Kate Andrews is an American-born journalist who is known for her work with The Spectator and with whom is the Economics Editor. The 31-year-old has also worked for the Institute of Economic Affairs (IEA), a free-market think tank based in London, where she was the Associate Director. Andrews is known for her advocacy of free market economics.
A fuller QT Review biography of the $48,000-a-year Greens Farm Academy, Connecticut, old girl can be found here. Trigger warning, it includes a YouTube link to the side-splitting Blind Mirth Improv ‘Comedy’ Group of which Colonial Kate was a member when a student at St Andrews.
Dale defended disruption by Just Stop Oil which he helps to fund. Then he ranted that global warming weather disrupts Wimbledon more than his protestors.
Johnny joined in. Just Stop Oil’s funder donates to Labour. Ah. But Just Stop Oil don’t support Labour, retorted La Bruce.
Question three was about education, while the teachers are on strike. Bridget was going to fund a huge improvement in state education by putting VAT on private school fees. Then she flannelled. She felt teachers’ pain and was going to do lots about it. What, asked Johnny? She suggested throwing even more money at teachers’ salaries.

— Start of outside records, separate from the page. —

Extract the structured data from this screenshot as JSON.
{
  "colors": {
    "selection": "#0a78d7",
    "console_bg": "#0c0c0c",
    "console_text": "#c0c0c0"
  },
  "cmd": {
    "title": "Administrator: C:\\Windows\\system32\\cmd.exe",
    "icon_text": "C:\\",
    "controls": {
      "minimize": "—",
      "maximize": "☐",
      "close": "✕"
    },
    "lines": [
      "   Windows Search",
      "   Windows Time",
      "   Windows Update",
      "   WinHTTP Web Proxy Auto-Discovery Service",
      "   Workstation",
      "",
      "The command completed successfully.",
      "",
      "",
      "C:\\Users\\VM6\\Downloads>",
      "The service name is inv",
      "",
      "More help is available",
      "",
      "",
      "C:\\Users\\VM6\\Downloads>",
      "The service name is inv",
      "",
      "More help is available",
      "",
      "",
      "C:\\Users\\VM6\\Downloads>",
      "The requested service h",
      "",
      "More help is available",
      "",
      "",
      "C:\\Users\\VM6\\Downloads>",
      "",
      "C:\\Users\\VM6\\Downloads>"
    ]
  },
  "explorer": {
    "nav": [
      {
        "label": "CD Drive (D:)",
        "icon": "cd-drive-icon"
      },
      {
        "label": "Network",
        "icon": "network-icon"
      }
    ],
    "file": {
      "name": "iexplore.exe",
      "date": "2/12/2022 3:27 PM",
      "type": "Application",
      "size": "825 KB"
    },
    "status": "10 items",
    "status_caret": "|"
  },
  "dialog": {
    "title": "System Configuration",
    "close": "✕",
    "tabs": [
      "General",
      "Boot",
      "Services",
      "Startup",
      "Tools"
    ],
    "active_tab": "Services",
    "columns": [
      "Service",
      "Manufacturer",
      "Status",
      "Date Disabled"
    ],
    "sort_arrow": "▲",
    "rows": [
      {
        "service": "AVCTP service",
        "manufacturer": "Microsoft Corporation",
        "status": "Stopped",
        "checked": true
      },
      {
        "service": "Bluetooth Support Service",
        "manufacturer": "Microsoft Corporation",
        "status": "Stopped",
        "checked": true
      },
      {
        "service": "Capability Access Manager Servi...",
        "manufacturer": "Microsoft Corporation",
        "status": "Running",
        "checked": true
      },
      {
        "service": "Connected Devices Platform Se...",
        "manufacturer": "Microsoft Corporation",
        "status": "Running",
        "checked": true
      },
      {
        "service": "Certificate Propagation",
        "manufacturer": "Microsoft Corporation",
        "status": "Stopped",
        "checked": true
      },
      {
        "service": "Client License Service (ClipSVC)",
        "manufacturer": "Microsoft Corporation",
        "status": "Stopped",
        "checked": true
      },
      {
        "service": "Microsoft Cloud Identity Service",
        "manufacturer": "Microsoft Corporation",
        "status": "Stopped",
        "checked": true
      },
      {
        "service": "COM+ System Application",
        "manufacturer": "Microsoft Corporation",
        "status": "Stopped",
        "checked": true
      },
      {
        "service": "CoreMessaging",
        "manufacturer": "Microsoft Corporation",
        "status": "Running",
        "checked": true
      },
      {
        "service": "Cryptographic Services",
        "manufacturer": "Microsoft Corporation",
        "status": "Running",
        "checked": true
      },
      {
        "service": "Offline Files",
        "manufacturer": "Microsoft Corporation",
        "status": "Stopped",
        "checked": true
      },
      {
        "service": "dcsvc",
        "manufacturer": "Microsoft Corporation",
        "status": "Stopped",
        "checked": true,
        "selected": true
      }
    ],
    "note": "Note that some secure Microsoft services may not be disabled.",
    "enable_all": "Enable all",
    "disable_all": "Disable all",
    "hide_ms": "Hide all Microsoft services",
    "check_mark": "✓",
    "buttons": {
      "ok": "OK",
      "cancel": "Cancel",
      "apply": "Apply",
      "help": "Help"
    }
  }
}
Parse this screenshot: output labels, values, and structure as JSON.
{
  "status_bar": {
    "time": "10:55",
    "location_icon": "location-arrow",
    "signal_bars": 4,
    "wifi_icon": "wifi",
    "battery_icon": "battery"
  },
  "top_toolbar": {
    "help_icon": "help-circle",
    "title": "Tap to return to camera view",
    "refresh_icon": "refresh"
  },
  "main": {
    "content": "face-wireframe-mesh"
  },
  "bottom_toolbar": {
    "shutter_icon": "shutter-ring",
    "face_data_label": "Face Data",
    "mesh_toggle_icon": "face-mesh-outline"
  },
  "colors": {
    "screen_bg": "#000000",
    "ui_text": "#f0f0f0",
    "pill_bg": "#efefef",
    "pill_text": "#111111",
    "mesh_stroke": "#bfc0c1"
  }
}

Bridget Phillipson has been serving as the Labour Member of Parliament for Houghton and Sunderland South since 2010. Born on 19 December 1983, she studied Politics at University College, Oxford, before working for a charity supporting women victims of domestic violence. Phillipson was one of the youngest MPs when she was first elected and therefore has never had a job beyond that one at the charity – a £1.85 million a year charity, run by her mother, which has close financial ties with Sunderland’s Labour council.

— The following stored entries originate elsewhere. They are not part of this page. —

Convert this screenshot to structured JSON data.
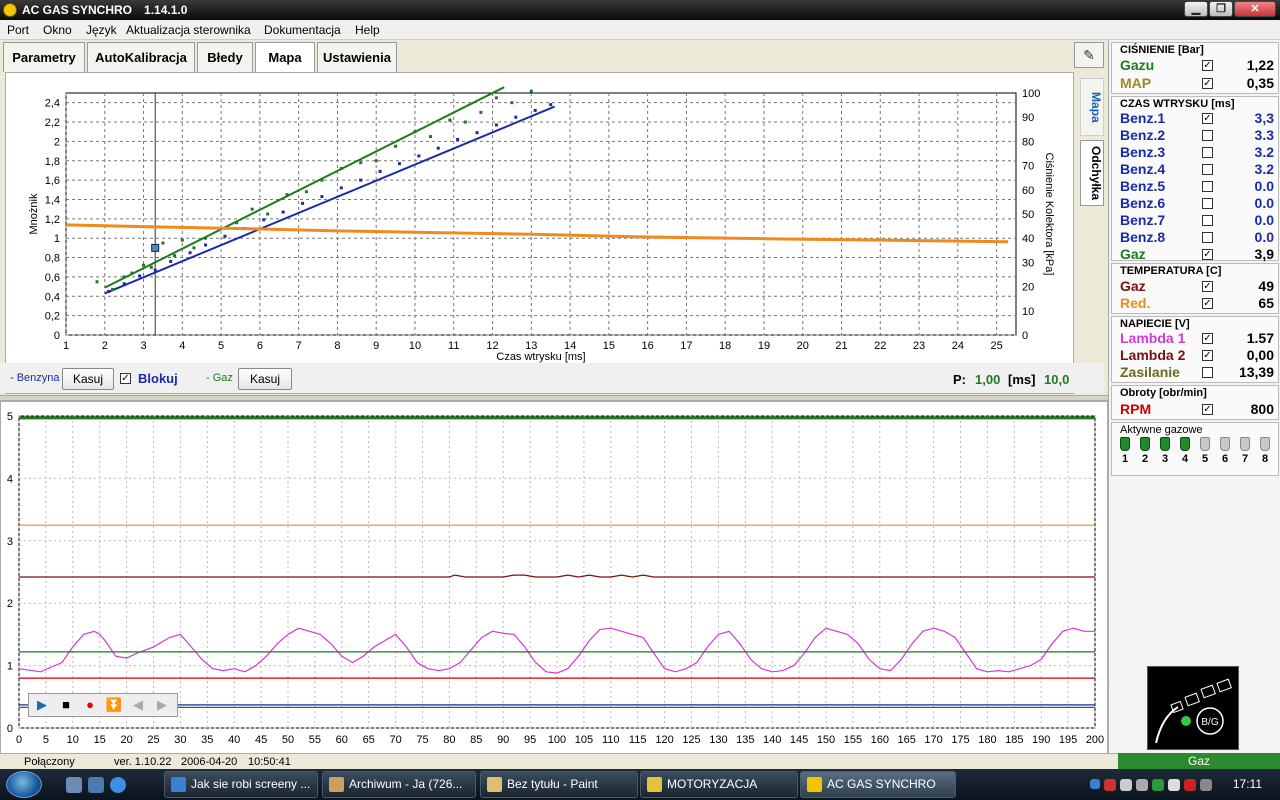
{
  "window": {
    "title": "AC GAS SYNCHRO",
    "version": "1.14.1.0",
    "controls": [
      "▁",
      "❐",
      "✕"
    ]
  },
  "menu": [
    "Port",
    "Okno",
    "Język",
    "Aktualizacja sterownika",
    "Dokumentacja",
    "Help"
  ],
  "tabs": [
    "Parametry",
    "AutoKalibracja",
    "Błedy",
    "Mapa",
    "Ustawienia"
  ],
  "active_tab": "Mapa",
  "side_tabs": {
    "mapa": "Mapa",
    "odchylka": "Odchyłka",
    "tool_icon": "wrench-icon"
  },
  "map_controls": {
    "benzyna_label": "- Benzyna",
    "kasuj1": "Kasuj",
    "blokuj": "Blokuj",
    "blokuj_checked": true,
    "gaz_label": "- Gaz",
    "kasuj2": "Kasuj",
    "p_label": "P:",
    "p_value": "1,00",
    "p_unit": "[ms]",
    "p_value2": "10,0"
  },
  "colors": {
    "benz": "#1b2aa8",
    "gaz": "#1f7a1f",
    "pressure": "#f08a1c",
    "lambda1": "#d23ad2",
    "lambda2": "#7a1010",
    "zasilanie": "#6b6b1c",
    "rpm": "#cc0000"
  },
  "chart_data": [
    {
      "type": "scatter",
      "title": "",
      "xlabel": "Czas wtrysku [ms]",
      "ylabel": "Mnożnik",
      "y2label": "Ciśnienie Kolektora [kPa]",
      "xlim": [
        1,
        25.5
      ],
      "ylim": [
        0,
        2.5
      ],
      "y2lim": [
        0,
        100
      ],
      "x_ticks": [
        "1",
        "2",
        "3",
        "4",
        "5",
        "6",
        "7",
        "8",
        "9",
        "10",
        "11",
        "12",
        "13",
        "14",
        "15",
        "16",
        "17",
        "18",
        "19",
        "20",
        "21",
        "22",
        "23",
        "24",
        "25"
      ],
      "y_ticks": [
        "0",
        "0,2",
        "0,4",
        "0,6",
        "0,8",
        "1",
        "1,2",
        "1,4",
        "1,6",
        "1,8",
        "2",
        "2,2",
        "2,4"
      ],
      "y2_ticks": [
        "0",
        "10",
        "20",
        "30",
        "40",
        "50",
        "60",
        "70",
        "80",
        "90",
        "100"
      ],
      "grid": true,
      "cursor_x": 3.3,
      "marker": {
        "x": 3.3,
        "y": 0.9
      },
      "series": [
        {
          "color": "#1f7a1f",
          "kind": "trend",
          "x": [
            2.0,
            12.3
          ],
          "y": [
            0.49,
            2.56
          ]
        },
        {
          "color": "#1b2aa8",
          "kind": "trend",
          "x": [
            2.0,
            13.6
          ],
          "y": [
            0.43,
            2.36
          ]
        },
        {
          "color": "#1f7a1f",
          "kind": "points",
          "x": [
            1.8,
            2.2,
            2.5,
            2.7,
            3.0,
            3.2,
            3.5,
            3.8,
            4.0,
            4.3,
            4.6,
            5.0,
            5.4,
            5.8,
            6.2,
            6.7,
            7.2,
            7.6,
            8.1,
            8.6,
            9.0,
            9.5,
            10.0,
            10.4,
            10.9,
            11.3,
            11.7,
            12.1,
            12.5,
            13.0
          ],
          "y": [
            0.55,
            0.47,
            0.6,
            0.64,
            0.72,
            0.7,
            0.95,
            0.82,
            0.98,
            0.9,
            1.0,
            1.1,
            1.16,
            1.3,
            1.25,
            1.45,
            1.48,
            1.6,
            1.72,
            1.78,
            1.8,
            1.95,
            2.1,
            2.05,
            2.22,
            2.2,
            2.3,
            2.45,
            2.4,
            2.52
          ]
        },
        {
          "color": "#1b2aa8",
          "kind": "points",
          "x": [
            2.1,
            2.5,
            2.9,
            3.3,
            3.7,
            4.2,
            4.6,
            5.1,
            5.6,
            6.1,
            6.6,
            7.1,
            7.6,
            8.1,
            8.6,
            9.1,
            9.6,
            10.1,
            10.6,
            11.1,
            11.6,
            12.1,
            12.6,
            13.1,
            13.5
          ],
          "y": [
            0.45,
            0.53,
            0.61,
            0.67,
            0.76,
            0.85,
            0.93,
            1.02,
            1.1,
            1.19,
            1.27,
            1.36,
            1.43,
            1.52,
            1.6,
            1.69,
            1.77,
            1.85,
            1.93,
            2.02,
            2.09,
            2.17,
            2.25,
            2.32,
            2.38
          ]
        },
        {
          "color": "#f08a1c",
          "kind": "line",
          "axis": "y2",
          "x": [
            1,
            3,
            6,
            8,
            10,
            13,
            16,
            19,
            22,
            25.3
          ],
          "y": [
            45.5,
            44.8,
            43.8,
            43.0,
            42.5,
            41.6,
            40.5,
            39.8,
            39.2,
            38.5
          ]
        }
      ]
    },
    {
      "type": "line",
      "title": "",
      "xlim": [
        0,
        200
      ],
      "ylim": [
        0,
        5
      ],
      "x_ticks": [
        "0",
        "5",
        "10",
        "15",
        "20",
        "25",
        "30",
        "35",
        "40",
        "45",
        "50",
        "55",
        "60",
        "65",
        "70",
        "75",
        "80",
        "85",
        "90",
        "95",
        "100",
        "105",
        "110",
        "115",
        "120",
        "125",
        "130",
        "135",
        "140",
        "145",
        "150",
        "155",
        "160",
        "165",
        "170",
        "175",
        "180",
        "185",
        "190",
        "195",
        "200"
      ],
      "y_ticks": [
        "0",
        "1",
        "2",
        "3",
        "4",
        "5"
      ],
      "grid": true,
      "series": [
        {
          "color": "#1f7a1f",
          "x": [
            0,
            200
          ],
          "y": [
            4.97,
            4.97
          ]
        },
        {
          "color": "#f08a1c",
          "x": [
            0,
            200
          ],
          "y": [
            3.25,
            3.25
          ]
        },
        {
          "color": "#7a1010",
          "x": [
            0,
            80,
            81,
            83,
            90,
            92,
            94,
            96,
            100,
            102,
            104,
            106,
            108,
            110,
            112,
            114,
            116,
            118,
            120,
            200
          ],
          "y": [
            2.42,
            2.42,
            2.45,
            2.42,
            2.42,
            2.45,
            2.45,
            2.42,
            2.42,
            2.45,
            2.42,
            2.45,
            2.42,
            2.42,
            2.45,
            2.42,
            2.45,
            2.42,
            2.42,
            2.42
          ]
        },
        {
          "color": "#d23ad2",
          "x": [
            0,
            4,
            8,
            10,
            12,
            14,
            15,
            16,
            18,
            20,
            22,
            25,
            28,
            30,
            32,
            34,
            36,
            38,
            40,
            42,
            44,
            46,
            48,
            50,
            52,
            54,
            56,
            58,
            60,
            62,
            64,
            66,
            68,
            70,
            72,
            74,
            76,
            78,
            80,
            82,
            84,
            86,
            88,
            90,
            92,
            94,
            96,
            98,
            100,
            102,
            104,
            106,
            108,
            110,
            112,
            114,
            116,
            118,
            120,
            122,
            124,
            126,
            128,
            130,
            132,
            134,
            136,
            138,
            140,
            142,
            144,
            146,
            148,
            150,
            152,
            154,
            156,
            158,
            160,
            162,
            164,
            166,
            168,
            170,
            172,
            174,
            176,
            178,
            180,
            182,
            184,
            186,
            188,
            190,
            192,
            194,
            196,
            198,
            200
          ],
          "y": [
            0.95,
            0.9,
            1.05,
            1.3,
            1.5,
            1.55,
            1.5,
            1.4,
            1.15,
            1.12,
            1.2,
            1.3,
            1.45,
            1.5,
            1.3,
            1.1,
            0.95,
            0.92,
            0.95,
            0.9,
            1.0,
            1.15,
            1.35,
            1.5,
            1.6,
            1.55,
            1.5,
            1.35,
            1.15,
            1.05,
            1.15,
            1.3,
            1.4,
            1.5,
            1.3,
            1.05,
            0.95,
            0.92,
            0.95,
            1.05,
            1.25,
            1.45,
            1.55,
            1.52,
            1.5,
            1.3,
            1.05,
            0.9,
            0.88,
            0.95,
            1.15,
            1.4,
            1.58,
            1.6,
            1.55,
            1.5,
            1.45,
            1.2,
            0.95,
            0.9,
            0.95,
            1.05,
            1.3,
            1.5,
            1.55,
            1.35,
            1.1,
            0.95,
            0.9,
            0.92,
            1.0,
            1.2,
            1.45,
            1.6,
            1.55,
            1.5,
            1.35,
            1.1,
            0.95,
            0.92,
            1.1,
            1.35,
            1.55,
            1.6,
            1.55,
            1.45,
            1.2,
            0.95,
            0.9,
            0.92,
            0.9,
            0.95,
            1.0,
            1.1,
            1.35,
            1.55,
            1.6,
            1.55,
            1.55
          ]
        },
        {
          "color": "#1f7a1f",
          "x": [
            0,
            200
          ],
          "y": [
            1.22,
            1.22
          ]
        },
        {
          "color": "#cc0000",
          "x": [
            0,
            200
          ],
          "y": [
            0.8,
            0.8
          ]
        },
        {
          "color": "#1b2aa8",
          "x": [
            0,
            200
          ],
          "y": [
            0.37,
            0.37
          ]
        },
        {
          "color": "#1f7a1f",
          "x": [
            0,
            200
          ],
          "y": [
            0.33,
            0.33
          ]
        }
      ]
    }
  ],
  "panel": {
    "pressure": {
      "title": "CIŚNIENIE [Bar]",
      "rows": [
        {
          "label": "Gazu",
          "value": "1,22",
          "checked": true,
          "color": "#1f7a1f"
        },
        {
          "label": "MAP",
          "value": "0,35",
          "checked": true,
          "color": "#9a8a28"
        }
      ]
    },
    "injection": {
      "title": "CZAS WTRYSKU  [ms]",
      "rows": [
        {
          "label": "Benz.1",
          "value": "3,3",
          "checked": true,
          "color": "#1b2aa8"
        },
        {
          "label": "Benz.2",
          "value": "3.3",
          "checked": false,
          "color": "#1b2aa8"
        },
        {
          "label": "Benz.3",
          "value": "3.2",
          "checked": false,
          "color": "#1b2aa8"
        },
        {
          "label": "Benz.4",
          "value": "3.2",
          "checked": false,
          "color": "#1b2aa8"
        },
        {
          "label": "Benz.5",
          "value": "0.0",
          "checked": false,
          "color": "#1b2aa8"
        },
        {
          "label": "Benz.6",
          "value": "0.0",
          "checked": false,
          "color": "#1b2aa8"
        },
        {
          "label": "Benz.7",
          "value": "0.0",
          "checked": false,
          "color": "#1b2aa8"
        },
        {
          "label": "Benz.8",
          "value": "0.0",
          "checked": false,
          "color": "#1b2aa8"
        },
        {
          "label": "Gaz",
          "value": "3,9",
          "checked": true,
          "color": "#1f7a1f"
        }
      ]
    },
    "temperature": {
      "title": "TEMPERATURA  [C]",
      "rows": [
        {
          "label": "Gaz",
          "value": "49",
          "checked": true,
          "color": "#7a1010"
        },
        {
          "label": "Red.",
          "value": "65",
          "checked": true,
          "color": "#f08a1c"
        }
      ]
    },
    "voltage": {
      "title": "NAPIECIE [V]",
      "rows": [
        {
          "label": "Lambda 1",
          "value": "1.57",
          "checked": true,
          "color": "#d23ad2"
        },
        {
          "label": "Lambda 2",
          "value": "0,00",
          "checked": true,
          "color": "#7a1010"
        },
        {
          "label": "Zasilanie",
          "value": "13,39",
          "checked": false,
          "color": "#6b6b1c"
        }
      ]
    },
    "rpm": {
      "title": "Obroty [obr/min]",
      "rows": [
        {
          "label": "RPM",
          "value": "800",
          "checked": true,
          "color": "#cc0000"
        }
      ]
    },
    "active_injectors": {
      "title": "Aktywne gazowe",
      "items": [
        {
          "n": "1",
          "active": true
        },
        {
          "n": "2",
          "active": true
        },
        {
          "n": "3",
          "active": true
        },
        {
          "n": "4",
          "active": true
        },
        {
          "n": "5",
          "active": false
        },
        {
          "n": "6",
          "active": false
        },
        {
          "n": "7",
          "active": false
        },
        {
          "n": "8",
          "active": false
        }
      ]
    },
    "logo_text": "B/G"
  },
  "status": {
    "connection": "Połączony",
    "version": "ver. 1.10.22",
    "date": "2006-04-20",
    "time": "10:50:41",
    "mode": "Gaz"
  },
  "media": [
    "play-icon",
    "stop-icon",
    "record-icon",
    "download-icon",
    "prev-icon",
    "next-icon"
  ],
  "taskbar": {
    "buttons": [
      {
        "label": "Jak sie robi screeny ...",
        "color": "#3c7fd3"
      },
      {
        "label": "Archiwum - Ja (726...",
        "color": "#c8a060"
      },
      {
        "label": "Bez tytułu - Paint",
        "color": "#e0c070"
      },
      {
        "label": "MOTORYZACJA",
        "color": "#e6c23a"
      },
      {
        "label": "AC GAS SYNCHRO",
        "color": "#f3c400",
        "active": true
      }
    ],
    "clock": "17:11"
  }
}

Bridget, who bears an uncanny resemblance to, and possesses all the political gravitas of, Thelma out of the Likely Lads, has held several roles within the Labour Party, including Shadow Chief Secretary to the Treasury and Shadow Minister for the Cabinet Office.

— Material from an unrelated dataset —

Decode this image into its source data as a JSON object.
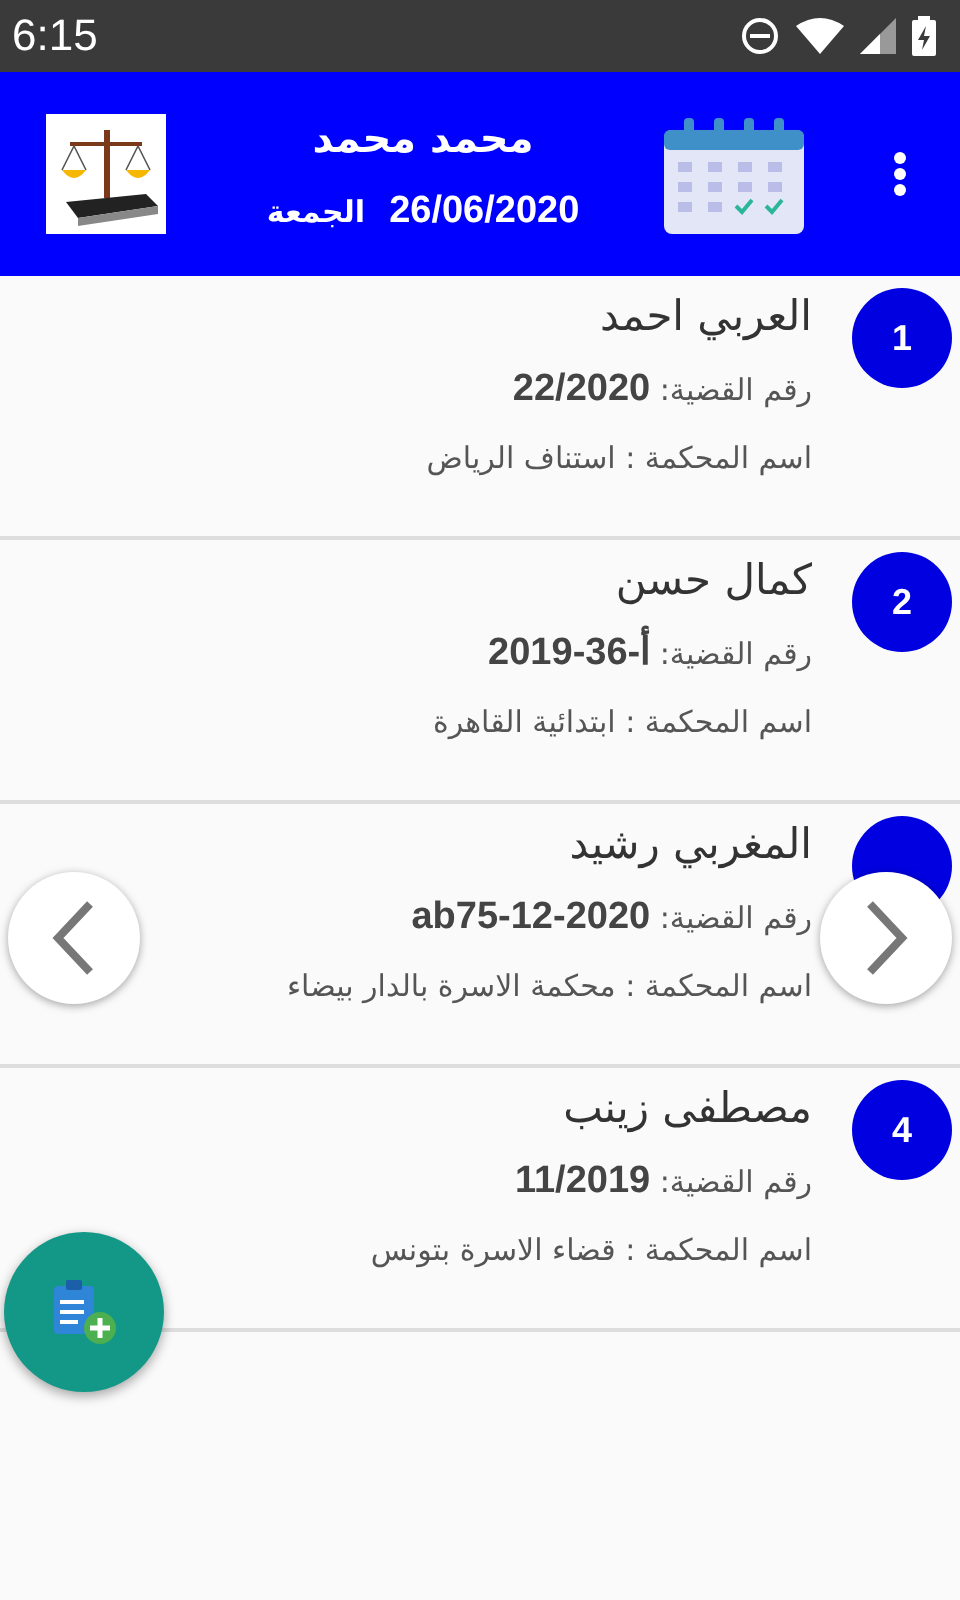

La Bruce asked if there were any teachers in the carefully selected BBC audience. As if having shouted ‘Paddy’ in Ireland, she was nearly killed in a stampede of raised hands.
Opportunity has gone up, claimed Johnny. We are the best readers in the world. Labour have committed the same money six times over. If you want mother hen and apple pie, vote Labour and get a worse education for your children.
Kate didn’t think the money would be there at all. Pupils will be pulled out of private schools. The VAT take will be smaller and state schools will have to fund more pupils. Speaking of Liz Truss, her brief premiership should be a lesson to any future Labour government. These days the markets give politicians short shrift.
Dale was going to pay for everything for everybody by taxing ‘the rich.’
Next question, is social media good for discussing politics? Johnny Mercer had been caught out by comments about food banks. He name-checked Plymouth an awful lot throughout the programme. Is he frightened he loses his 13,000 majority seat?
Kate’s had 1000’s of Twitter comments today, even before she’d appeared on the programme. She wasn’t wrong. I had a quick look at them. Ouch. She believed in freedom of speech but there should be boundaries.
They can be, observed Dale, it can be a bit of a bubble but on the whole social media is a good thing. Mainstream media is dominated by billionaires who live abroad. Social media gives a voice to everyone.
Are we social media, Puffins? No, we aren’t, we’re alternative media, alternatively here all summer, unlike Question Time which has finished now until September 21st.